Elle constitue un outil attractif pour les collectivités, qui peuvent ainsi transférer la maîtrise d’ouvrage des travaux et en différer le paiement, dès lors notamment qu’en principe, le contrat passé en VEFA n’est pas soumis au régime des marchés publics, et donc, aux obligations de publicité et de mise en concurrence (CE, 8 février 1991, n°57679).
La question de la qualification d’une VEFA en marché public mérite néanmoins un regard juridique actualisé, en raison de l’évolution récente et profonde du droit des marchés publics intervenue par la réforme de 2015 et 2016, et dorénavant consacrée au sein du code de la commande publique.
Aujourd’hui, un contrat peut en effet être qualifié de marché public alors même que la personne publique n’exerce pas la maîtrise d’ouvrage des travaux (comme c’est le cas en VEFA), si l’ouvrage répond « aux exigences fixées par l’acheteur qui exerce une influence déterminante sur sa nature ou sa conception[1] ».
L’arrêt rendu par la CAA de Nancy vient précisément illustrer ce qu’est un contrat qui ne répond PAS à la qualification de marché public de travaux.

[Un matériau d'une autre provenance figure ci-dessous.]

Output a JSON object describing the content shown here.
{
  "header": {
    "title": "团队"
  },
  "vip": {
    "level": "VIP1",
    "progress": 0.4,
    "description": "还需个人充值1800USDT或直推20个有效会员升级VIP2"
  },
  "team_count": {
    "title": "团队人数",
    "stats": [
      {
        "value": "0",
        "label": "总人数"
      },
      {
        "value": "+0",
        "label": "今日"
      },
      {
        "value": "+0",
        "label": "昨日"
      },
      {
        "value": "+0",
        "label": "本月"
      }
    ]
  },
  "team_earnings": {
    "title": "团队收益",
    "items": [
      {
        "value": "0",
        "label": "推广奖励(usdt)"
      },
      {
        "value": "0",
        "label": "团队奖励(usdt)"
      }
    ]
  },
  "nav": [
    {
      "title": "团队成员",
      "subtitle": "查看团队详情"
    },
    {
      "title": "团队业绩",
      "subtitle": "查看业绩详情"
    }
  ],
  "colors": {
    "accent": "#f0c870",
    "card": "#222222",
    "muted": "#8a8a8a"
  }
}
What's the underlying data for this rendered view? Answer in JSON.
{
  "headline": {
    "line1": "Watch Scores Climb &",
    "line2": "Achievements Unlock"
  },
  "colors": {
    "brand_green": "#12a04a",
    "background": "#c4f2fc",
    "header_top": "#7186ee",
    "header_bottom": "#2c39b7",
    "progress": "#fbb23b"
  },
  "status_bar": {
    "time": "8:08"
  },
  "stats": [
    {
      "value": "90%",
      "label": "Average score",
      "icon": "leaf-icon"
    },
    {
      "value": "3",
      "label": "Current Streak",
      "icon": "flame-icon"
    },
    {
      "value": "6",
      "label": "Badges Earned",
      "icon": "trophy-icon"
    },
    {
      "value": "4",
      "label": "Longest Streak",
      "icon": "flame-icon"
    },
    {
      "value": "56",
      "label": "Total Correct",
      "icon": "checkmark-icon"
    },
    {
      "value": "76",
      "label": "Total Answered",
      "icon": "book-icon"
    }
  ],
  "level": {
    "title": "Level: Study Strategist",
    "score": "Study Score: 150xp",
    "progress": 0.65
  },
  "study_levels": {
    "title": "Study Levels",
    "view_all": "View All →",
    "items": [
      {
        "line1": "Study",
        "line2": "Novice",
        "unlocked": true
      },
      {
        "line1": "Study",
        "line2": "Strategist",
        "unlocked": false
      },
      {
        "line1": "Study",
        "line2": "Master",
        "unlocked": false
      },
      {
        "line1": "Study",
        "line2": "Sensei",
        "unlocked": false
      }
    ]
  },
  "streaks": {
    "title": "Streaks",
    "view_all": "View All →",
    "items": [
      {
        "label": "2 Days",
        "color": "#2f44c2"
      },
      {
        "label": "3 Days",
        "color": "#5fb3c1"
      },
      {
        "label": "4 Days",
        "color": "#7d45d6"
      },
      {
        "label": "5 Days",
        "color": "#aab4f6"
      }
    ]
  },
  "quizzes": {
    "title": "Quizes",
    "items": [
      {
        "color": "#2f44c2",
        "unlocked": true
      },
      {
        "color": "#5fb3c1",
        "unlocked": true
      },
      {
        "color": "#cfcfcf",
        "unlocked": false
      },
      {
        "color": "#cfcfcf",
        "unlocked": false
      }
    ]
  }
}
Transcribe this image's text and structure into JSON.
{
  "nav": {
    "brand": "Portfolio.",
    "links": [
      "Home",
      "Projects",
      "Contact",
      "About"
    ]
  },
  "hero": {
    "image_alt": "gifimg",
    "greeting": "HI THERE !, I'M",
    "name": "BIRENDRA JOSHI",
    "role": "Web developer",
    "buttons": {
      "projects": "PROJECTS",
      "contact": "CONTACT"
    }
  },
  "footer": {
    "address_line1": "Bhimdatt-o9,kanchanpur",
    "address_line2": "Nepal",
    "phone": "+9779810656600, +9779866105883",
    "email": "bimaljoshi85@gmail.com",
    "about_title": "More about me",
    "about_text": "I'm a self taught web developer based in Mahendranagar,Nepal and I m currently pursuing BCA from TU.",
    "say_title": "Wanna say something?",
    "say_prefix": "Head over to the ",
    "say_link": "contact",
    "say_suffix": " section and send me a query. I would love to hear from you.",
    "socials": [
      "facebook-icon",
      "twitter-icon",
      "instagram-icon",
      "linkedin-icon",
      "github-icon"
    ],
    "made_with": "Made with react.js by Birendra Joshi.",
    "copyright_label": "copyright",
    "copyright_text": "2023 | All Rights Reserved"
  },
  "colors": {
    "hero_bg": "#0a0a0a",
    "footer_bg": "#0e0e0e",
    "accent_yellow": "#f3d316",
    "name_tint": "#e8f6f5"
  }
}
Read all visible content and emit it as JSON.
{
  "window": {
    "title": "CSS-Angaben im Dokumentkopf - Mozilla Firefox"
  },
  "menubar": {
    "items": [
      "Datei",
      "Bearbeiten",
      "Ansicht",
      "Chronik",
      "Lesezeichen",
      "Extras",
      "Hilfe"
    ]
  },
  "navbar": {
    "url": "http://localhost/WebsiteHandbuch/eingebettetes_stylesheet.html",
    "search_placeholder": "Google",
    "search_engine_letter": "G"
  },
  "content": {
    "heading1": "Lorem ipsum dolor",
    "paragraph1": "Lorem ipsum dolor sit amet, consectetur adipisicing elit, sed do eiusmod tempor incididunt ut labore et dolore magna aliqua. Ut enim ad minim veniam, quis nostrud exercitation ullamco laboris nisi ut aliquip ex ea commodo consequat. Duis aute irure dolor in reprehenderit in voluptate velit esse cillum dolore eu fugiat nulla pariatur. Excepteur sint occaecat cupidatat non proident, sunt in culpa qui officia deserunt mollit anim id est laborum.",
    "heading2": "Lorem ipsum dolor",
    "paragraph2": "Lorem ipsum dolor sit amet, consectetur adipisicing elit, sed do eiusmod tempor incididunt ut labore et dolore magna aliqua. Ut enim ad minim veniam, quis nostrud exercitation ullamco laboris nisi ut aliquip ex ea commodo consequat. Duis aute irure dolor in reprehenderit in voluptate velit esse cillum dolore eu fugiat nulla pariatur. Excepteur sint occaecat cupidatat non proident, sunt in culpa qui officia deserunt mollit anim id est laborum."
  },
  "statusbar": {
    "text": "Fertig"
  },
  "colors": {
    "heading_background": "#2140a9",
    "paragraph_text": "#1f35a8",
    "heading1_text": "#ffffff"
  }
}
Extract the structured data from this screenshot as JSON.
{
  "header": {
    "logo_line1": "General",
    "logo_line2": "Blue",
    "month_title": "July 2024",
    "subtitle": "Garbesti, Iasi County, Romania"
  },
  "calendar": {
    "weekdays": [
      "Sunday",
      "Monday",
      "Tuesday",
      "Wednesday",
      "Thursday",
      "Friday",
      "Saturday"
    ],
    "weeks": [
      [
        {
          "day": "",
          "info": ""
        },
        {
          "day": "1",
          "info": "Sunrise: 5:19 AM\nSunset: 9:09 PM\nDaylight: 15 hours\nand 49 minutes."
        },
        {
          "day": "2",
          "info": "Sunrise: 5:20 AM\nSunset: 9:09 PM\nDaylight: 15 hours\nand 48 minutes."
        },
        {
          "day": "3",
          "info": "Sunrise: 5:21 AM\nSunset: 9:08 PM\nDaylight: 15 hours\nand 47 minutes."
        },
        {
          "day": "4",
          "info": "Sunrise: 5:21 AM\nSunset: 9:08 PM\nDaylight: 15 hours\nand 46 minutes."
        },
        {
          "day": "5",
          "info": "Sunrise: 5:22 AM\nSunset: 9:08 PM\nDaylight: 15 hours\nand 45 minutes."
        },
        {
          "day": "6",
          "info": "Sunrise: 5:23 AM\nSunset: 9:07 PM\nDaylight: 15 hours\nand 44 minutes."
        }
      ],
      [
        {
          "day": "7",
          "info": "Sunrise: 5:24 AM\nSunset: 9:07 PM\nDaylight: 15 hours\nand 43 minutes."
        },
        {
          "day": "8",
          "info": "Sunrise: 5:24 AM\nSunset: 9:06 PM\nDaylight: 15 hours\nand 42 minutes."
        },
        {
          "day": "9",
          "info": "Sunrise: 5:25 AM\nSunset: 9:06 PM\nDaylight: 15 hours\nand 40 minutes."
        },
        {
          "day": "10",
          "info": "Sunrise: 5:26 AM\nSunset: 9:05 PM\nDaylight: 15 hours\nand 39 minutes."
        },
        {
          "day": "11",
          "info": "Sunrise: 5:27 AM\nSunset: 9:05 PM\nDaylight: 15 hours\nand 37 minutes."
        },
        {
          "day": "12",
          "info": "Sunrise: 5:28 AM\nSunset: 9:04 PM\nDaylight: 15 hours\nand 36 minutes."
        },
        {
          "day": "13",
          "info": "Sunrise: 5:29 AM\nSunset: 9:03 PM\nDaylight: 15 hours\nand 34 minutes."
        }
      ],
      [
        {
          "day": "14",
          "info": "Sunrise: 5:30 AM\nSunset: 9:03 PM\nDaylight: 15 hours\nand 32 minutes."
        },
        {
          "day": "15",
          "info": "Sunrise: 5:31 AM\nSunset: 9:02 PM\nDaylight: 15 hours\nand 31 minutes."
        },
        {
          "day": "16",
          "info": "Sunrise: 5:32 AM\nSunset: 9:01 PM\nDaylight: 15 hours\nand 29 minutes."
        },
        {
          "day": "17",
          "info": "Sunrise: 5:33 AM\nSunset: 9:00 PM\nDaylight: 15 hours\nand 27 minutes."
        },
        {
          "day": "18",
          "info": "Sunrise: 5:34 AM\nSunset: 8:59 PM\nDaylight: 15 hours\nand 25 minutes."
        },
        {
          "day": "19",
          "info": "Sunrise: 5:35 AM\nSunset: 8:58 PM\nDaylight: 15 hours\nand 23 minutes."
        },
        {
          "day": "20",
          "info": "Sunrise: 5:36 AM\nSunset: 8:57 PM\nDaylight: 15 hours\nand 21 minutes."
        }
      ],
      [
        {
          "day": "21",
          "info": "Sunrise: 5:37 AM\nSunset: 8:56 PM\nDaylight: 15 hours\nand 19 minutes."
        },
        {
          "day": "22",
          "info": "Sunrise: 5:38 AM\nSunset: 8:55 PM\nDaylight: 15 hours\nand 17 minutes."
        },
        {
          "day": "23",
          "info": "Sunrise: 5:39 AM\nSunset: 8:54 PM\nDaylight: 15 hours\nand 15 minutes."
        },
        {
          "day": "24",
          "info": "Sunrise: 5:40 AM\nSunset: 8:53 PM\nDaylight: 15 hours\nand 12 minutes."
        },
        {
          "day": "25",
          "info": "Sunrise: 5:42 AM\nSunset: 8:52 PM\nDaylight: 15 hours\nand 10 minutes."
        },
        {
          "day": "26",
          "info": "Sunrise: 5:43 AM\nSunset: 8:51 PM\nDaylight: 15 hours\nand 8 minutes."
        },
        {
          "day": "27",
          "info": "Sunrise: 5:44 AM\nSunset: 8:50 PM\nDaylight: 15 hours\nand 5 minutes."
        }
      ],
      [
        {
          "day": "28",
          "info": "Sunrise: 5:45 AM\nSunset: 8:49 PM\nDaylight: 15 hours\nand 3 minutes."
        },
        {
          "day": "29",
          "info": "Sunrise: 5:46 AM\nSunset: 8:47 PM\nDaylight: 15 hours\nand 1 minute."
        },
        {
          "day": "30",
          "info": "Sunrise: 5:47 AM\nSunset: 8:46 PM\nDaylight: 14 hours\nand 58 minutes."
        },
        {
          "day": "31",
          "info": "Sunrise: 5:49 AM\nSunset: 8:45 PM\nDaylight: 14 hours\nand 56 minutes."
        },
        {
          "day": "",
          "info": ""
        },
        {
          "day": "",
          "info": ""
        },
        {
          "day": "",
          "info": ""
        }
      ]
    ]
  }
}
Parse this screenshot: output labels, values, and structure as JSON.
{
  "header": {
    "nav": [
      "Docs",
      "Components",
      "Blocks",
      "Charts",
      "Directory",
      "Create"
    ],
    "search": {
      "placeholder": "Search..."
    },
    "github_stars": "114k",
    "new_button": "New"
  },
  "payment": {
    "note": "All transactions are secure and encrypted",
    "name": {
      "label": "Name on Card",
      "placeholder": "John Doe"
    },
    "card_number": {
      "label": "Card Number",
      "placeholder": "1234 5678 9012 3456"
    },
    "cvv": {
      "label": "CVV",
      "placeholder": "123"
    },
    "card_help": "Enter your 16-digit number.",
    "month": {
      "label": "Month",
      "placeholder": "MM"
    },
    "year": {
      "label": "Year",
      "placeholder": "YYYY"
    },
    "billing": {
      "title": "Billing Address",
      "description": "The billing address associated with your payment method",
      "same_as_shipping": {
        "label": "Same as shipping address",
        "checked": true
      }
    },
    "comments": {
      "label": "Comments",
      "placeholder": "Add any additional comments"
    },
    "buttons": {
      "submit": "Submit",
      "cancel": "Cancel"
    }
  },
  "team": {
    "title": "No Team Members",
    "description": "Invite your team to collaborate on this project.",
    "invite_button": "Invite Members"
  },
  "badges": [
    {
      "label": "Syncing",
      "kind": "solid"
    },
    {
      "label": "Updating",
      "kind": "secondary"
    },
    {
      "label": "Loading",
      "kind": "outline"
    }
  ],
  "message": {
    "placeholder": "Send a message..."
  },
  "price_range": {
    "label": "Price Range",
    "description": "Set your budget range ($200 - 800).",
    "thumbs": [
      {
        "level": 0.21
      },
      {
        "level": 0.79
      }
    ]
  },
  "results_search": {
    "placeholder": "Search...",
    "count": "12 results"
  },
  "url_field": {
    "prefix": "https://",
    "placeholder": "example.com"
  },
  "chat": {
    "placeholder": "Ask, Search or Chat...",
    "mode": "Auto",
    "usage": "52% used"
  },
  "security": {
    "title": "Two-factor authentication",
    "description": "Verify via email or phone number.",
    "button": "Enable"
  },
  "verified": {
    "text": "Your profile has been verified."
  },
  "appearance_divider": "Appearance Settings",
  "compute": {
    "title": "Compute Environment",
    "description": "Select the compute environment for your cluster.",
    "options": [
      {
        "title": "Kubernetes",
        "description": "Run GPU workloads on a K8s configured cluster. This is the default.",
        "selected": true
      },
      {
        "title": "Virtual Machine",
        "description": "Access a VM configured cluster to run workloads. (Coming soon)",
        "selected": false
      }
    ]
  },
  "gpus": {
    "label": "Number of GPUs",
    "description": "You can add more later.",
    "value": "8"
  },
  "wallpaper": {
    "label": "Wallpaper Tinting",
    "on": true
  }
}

La Cour se fonde sur le faisceau d’indices suivant :
1°) La chronologie des événements : le promoteur a obtenu le permis de construire de l’ouvrage et engagé les démarches de commercialisation avant que la collectivité ne s’y intéresse. Il est donc primordial que le vendeur soit à l’origine de l’opération et qu’elle apparaisse comme une opportunité pour la collectivité, afin d’échapper à la qualification de marché public.
2°) L’absence de caractéristiques particulières qui auraient eu pour objet de répondre aux besoins de la collectivité : l’ouvrage acquis en VEFA ne répond à aucune exigence (ni technique, ni programmatique) fixée par l’acheteur public, de sorte que l’influence déterminante de la collectivité n’est pas caractérisée, ce qui est corroboré par le fait que la collectivité a ultérieurement passé des marchés ayant pour objet l’aménagement de l’ouvrage.
La Cour conclut que :
« (…) Metz Métropole n’a donc exercé aucune influence déterminante sur sa nature ou la conception de l’ensemble immobilier, lequel n’a été conçu ni à l’initiative de Metz Métropole, ni en fonction de ses besoins, de sorte que l’opération en cause ne peut être qualifiée de marché public de travaux. »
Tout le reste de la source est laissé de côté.